— Корольков знает, кого ему предлагают в заместители?
— А как же… Скажу больше: это его личная просьба.
— Странно.
— Что тебя так удивляет?
— У нас с ним сложные отношения. С войны.
— Что там у вас в отряде было? Бабу не поделили, что ли? — хохотнул Семен Семенович, хитро прищурив глаза под рыжеватыми, как бы выгоревшими на солнце бровями. Грубо дал понять, что знает все грехи Антонюка. Но, должно быть увидев, как посетитель изменился в лице, и зная его характер, укоризненно, по-отечески покачал головой и сказал добродушно: — Злопамятный ты человек, Иван Васильевич.
— Не злопамятный. Но к Королькову не пойду.
— Много потеряешь.
— Что я могу потерять? Пенсию?
— На пенсию твою никто не посягает, но если ты действительно хочешь работать…
— Я действительно хочу работать.
— То советую поразмыслить. Подумай. Поговори с женой, с друзьями. Не торопись. Зачем нам спешить? Иван Васильевич! Мы уже не молоды. В таком возрасте надо прощать обиды…
— …и замаливать грехи. — язвительно подсказал Антонюк. — Я это и делаю.

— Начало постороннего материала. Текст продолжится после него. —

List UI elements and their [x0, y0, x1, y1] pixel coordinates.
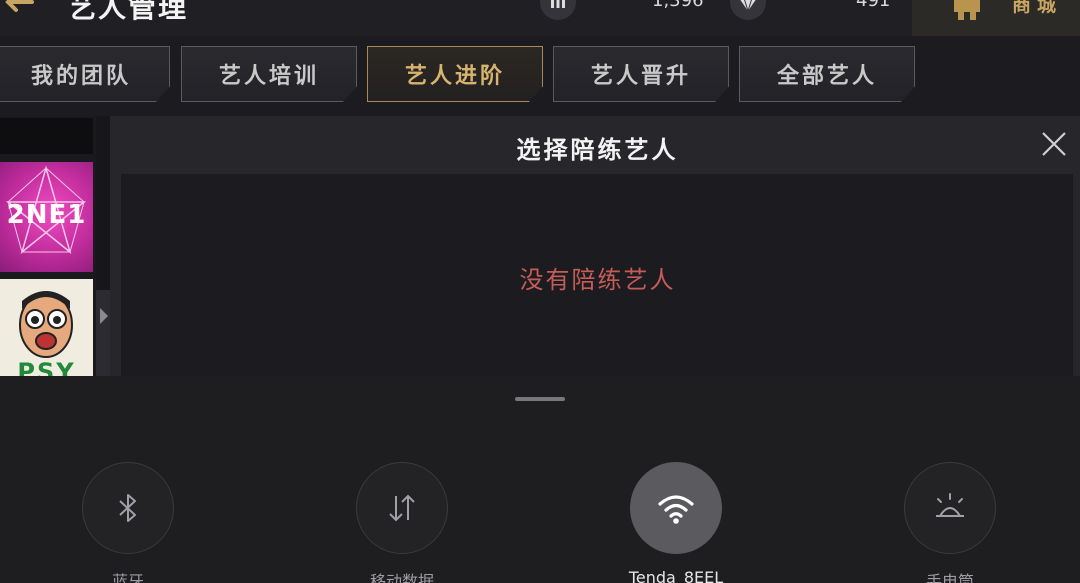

Он кипел, и это кипение, видно, почувствовал Семен Семенович. Встал с кресла, выпрямился, окинул взглядом кабинет, как бы подчеркивая свое величие, свой сан: не вздумай, мол, оскорбить при исполнении служебной миссии. Иван Васильевич сдержался: на кой черт ему лезть па рожон. Вышел взволнованный, но, пока шел по лестнице, почти успокоился. Даже не потянуло побродить, как обычно после таких разговоров. Забавляло неожиданное Семеново толстовство: «Надо прощать обиды…» Все-таки, видно, грызет тебя совесть. Хочется, чтоб тебя простили…
Была оттепель. Снег таял, он выпал ночью, и улицы не успели очистить даже здесь, в центре. Под ногами — скользкое месиво. В воздухе пахло весной…Ольга выслушала молча. Тяжело вздохнула:
— О боже!
— Чего ты вздыхаешь?
— Ничего, — и ушла на кухню.
Это ее «о боже!» хуже самых многословных упреков. Разозлился. Но и жалко было жены: она вбила себе в голову, что спасение его только в работе. От чего спасение? Мало он поработал? А теперь разве сидит сложа руки? Ольга вернулась. Сказала будто бы весело, будто бы в шутку:
— Если б я была, как другие жены, продолбила бы я тебе макушку за такие «взбрыки»… Ты хуже Васи, когда ему было семнадцать… В двадцать три он сам поумнел, а ты…
— Ольга, это не «взбрыки». Существуют принципы.
— Но я не такая, как другие. Во всем не такая. Нет. — И вдруг расплакалась.
Ивана Васильевича в первый миг слезы жены ошеломили: из-за чего трагедия? А потом разозлился:
— Не строй из себя мученицу! Мерзкая роль! Лучше уж ругай. Бей тарелки. Попрекай за все грехи! Я стерплю. Но ни ты и никто другой не заставят меня кланяться Королькову или Семену.
Дня через два после этого разговора случайно встретил на улице своего выученика, сотрудника, который лет шесть назад по собственному желанию поехал в совхоз, — Казимира Захаревича. Непоседливый такой парень был, худощавый, очень не любил заниматься бумагами и любил в командировки ездить. Иван Васильевич не видел его года три. Оба обрадовались встрече.
— Как живешь, Казимир?
— Разве по мне не видно? — Директор совхоза надул розовые щеки, ткнул в них кулаками, грохнул хохотом на всю многолюдную улицу.
— Черт побери, отчего вас так разносит? Я же знаю жизнь директора. Весь день на ногах… В пять встаешь, сразу на воздух…
— Так, может, от воздуха, Иван Васильевич? — зубоскалил Захаревич.
Слово за слово, то всерьез, то в шутку, — и почувствовали, что есть у них о чем поговорить, хочется посидеть. Прихватили бутылочку, отправились к Антонюку. Сперва хозяйничали сами. Потом вернулась с работы жена. Стол был накрыт заново, женскими руками, с обычным Ольгиным радушием. Когда славно поговорили — каждый из них умел и рассказать, умел и послушать другого (редкий талант) — и немножко выпили, Захаревич неожиданно предложил:
— Иван Васильевич, плюнь ты на все, и идем ко мне главным агрономом.